Where Employees Fit in with Workers Comp Insurance
Because Workers’ comp insurance is termed as a cost of business, you may not pass on this cost to employees in any way. Also, you are responsible for informing your workers of their rights by posting a notice in a convenient, clearly visible location. If a worker should become injured on the job, it is your responsibility to provide the claim forms to the employee, and report the incident to all relevant parties (e.g. if the injury is the result of a crime, it must be reported to police).
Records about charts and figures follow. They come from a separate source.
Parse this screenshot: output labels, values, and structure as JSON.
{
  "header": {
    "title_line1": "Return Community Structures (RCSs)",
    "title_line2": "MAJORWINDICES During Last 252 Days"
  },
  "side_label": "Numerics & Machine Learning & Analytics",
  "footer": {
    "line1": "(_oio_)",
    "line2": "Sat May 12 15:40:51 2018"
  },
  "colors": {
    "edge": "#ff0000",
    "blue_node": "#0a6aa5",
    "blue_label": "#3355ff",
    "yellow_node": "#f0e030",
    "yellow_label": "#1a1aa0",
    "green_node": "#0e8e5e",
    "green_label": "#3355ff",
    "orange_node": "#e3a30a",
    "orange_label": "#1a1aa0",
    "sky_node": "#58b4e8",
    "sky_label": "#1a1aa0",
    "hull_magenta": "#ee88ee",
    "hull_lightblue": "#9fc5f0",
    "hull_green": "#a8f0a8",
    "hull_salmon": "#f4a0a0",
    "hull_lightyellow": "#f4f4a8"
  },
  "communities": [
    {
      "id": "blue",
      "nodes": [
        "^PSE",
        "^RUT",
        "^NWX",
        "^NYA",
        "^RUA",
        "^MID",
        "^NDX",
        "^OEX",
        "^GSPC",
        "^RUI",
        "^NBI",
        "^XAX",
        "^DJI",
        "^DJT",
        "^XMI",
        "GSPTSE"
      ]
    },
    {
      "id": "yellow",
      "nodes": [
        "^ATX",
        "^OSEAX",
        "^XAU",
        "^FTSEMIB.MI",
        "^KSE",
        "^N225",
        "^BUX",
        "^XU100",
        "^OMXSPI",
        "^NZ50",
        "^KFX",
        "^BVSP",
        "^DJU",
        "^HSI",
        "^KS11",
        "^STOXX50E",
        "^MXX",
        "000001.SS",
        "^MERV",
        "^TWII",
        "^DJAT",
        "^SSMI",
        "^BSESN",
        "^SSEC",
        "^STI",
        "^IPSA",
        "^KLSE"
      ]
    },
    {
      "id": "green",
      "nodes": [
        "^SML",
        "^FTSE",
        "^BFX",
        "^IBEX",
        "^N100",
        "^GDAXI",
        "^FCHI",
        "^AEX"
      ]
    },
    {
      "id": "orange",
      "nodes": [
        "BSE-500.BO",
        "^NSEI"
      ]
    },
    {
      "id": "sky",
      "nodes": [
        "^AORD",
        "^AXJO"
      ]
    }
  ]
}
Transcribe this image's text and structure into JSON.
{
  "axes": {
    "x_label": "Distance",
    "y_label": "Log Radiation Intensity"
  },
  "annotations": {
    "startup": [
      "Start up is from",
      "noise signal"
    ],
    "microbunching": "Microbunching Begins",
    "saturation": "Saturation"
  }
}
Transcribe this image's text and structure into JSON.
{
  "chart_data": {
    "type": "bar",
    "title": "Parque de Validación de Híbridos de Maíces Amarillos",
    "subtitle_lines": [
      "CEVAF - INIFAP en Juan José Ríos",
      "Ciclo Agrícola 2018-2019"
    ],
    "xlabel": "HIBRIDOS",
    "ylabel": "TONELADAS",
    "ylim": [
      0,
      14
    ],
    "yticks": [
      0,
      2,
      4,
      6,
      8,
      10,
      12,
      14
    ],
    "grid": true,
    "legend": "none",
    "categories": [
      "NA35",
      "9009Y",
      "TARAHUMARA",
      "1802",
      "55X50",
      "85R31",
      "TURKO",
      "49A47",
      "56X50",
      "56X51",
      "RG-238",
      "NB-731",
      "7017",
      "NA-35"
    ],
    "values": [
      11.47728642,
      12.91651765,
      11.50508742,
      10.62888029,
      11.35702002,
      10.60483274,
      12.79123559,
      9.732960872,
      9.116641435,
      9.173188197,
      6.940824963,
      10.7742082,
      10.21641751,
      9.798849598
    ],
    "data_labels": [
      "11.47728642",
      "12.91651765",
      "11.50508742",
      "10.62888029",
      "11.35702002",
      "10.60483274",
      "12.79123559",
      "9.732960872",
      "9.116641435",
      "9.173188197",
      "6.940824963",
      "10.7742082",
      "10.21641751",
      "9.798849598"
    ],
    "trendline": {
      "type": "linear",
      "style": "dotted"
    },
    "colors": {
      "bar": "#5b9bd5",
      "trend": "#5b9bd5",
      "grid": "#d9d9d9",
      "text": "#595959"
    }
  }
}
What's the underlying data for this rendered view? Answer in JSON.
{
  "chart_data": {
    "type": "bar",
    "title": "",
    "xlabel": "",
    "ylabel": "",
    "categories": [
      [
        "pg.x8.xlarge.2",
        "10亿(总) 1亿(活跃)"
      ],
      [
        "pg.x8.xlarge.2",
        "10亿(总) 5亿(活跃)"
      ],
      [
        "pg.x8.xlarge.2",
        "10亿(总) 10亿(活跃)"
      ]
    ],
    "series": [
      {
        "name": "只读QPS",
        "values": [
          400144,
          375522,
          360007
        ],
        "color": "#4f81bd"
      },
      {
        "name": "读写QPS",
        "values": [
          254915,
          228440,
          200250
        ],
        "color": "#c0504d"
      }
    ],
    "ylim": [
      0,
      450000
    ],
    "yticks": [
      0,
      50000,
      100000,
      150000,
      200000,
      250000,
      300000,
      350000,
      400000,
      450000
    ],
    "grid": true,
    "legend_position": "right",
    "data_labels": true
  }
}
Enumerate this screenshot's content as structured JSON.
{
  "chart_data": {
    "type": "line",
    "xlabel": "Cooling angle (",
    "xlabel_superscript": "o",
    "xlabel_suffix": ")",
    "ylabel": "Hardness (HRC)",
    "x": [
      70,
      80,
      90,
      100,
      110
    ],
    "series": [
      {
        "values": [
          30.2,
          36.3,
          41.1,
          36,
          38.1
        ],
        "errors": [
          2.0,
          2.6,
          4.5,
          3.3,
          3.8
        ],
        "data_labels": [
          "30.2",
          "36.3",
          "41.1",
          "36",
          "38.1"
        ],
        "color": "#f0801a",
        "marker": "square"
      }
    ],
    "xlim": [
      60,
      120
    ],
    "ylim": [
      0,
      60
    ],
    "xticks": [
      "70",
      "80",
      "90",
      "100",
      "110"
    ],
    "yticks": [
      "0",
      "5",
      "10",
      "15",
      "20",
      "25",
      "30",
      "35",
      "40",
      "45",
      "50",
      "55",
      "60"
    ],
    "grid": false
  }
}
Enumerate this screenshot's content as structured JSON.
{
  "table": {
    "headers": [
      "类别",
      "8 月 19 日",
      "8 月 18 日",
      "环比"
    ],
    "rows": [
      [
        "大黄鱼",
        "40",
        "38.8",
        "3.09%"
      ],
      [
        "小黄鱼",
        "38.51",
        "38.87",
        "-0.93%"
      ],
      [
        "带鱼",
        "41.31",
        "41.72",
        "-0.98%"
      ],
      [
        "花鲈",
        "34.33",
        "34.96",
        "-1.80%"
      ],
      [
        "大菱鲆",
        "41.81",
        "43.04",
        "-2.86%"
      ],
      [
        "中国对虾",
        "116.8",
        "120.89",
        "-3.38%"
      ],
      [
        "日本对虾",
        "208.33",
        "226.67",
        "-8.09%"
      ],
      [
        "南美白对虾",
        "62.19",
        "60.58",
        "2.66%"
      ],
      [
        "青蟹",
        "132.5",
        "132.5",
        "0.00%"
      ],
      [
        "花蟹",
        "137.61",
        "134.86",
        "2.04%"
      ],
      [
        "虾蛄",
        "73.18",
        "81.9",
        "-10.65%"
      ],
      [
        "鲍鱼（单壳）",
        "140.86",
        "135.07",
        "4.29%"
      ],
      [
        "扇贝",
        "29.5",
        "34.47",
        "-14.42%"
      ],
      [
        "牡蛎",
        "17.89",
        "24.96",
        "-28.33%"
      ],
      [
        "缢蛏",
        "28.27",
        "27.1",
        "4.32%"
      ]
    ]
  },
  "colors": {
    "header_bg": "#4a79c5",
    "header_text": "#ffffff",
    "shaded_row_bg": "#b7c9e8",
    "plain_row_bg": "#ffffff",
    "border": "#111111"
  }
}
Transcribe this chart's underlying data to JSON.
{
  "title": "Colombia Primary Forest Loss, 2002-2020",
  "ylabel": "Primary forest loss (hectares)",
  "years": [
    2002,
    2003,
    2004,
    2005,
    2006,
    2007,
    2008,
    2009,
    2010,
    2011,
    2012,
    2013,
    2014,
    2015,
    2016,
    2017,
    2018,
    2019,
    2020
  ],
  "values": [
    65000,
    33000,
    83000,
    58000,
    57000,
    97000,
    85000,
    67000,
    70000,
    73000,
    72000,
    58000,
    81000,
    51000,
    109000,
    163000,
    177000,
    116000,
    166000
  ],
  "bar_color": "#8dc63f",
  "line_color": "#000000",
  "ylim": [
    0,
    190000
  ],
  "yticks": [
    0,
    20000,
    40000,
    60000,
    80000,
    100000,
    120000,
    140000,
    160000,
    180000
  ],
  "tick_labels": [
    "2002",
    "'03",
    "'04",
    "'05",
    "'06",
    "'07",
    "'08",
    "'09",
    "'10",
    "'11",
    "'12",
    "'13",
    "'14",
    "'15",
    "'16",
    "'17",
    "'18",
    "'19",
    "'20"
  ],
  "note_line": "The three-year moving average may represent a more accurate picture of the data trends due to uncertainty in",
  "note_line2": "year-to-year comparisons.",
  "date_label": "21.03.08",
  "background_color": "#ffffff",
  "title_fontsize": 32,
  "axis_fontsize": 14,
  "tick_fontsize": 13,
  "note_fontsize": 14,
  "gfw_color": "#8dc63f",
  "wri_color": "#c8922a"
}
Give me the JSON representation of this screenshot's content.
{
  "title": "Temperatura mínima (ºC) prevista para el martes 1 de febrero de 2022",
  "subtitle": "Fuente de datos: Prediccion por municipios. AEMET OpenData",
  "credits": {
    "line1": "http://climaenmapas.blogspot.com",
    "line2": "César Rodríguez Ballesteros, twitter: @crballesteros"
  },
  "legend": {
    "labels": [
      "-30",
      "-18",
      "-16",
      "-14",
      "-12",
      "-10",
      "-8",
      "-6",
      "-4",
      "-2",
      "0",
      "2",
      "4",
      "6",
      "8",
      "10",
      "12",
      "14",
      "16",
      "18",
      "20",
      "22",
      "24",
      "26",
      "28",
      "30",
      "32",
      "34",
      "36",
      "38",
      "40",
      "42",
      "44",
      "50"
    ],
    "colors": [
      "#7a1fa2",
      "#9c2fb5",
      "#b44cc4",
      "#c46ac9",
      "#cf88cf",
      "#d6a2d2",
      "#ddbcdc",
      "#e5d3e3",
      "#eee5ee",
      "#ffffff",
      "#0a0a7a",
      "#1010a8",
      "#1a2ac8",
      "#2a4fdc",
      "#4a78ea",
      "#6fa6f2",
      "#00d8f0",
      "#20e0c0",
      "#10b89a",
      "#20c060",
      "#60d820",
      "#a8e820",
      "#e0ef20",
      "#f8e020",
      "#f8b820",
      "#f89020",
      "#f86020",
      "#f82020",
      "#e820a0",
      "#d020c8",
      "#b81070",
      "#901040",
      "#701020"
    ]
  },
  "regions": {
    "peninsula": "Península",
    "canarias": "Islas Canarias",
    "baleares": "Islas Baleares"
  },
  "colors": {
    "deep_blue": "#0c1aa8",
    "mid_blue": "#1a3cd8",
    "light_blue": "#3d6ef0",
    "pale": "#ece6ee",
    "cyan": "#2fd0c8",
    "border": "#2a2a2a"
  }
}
Medical Leave and Returning to Work
Depending on the nature of the injury, as well as the work the employee performs, a medical professional may or may not authorize the employee to return to work. This authorization may come immediately, or it may be delayed until the employee recovers enough to perform their job. The medical professional may prescribe certain limitations on what the employee can and cannot do; these must be followed to the letter. Typically, this entire process will be carried out through the Medical Provider Network (MPN), but an employee may substitute their own medical practitioner if they so choose.
While there is a lot to know about California workers comp insurance, the information is pretty straightforward. It’s beneficial(as well as mandatory) to have for employees and employers alike. It creates happy, protected employees and protects businesses from lawsuits, settlements, and legal fees.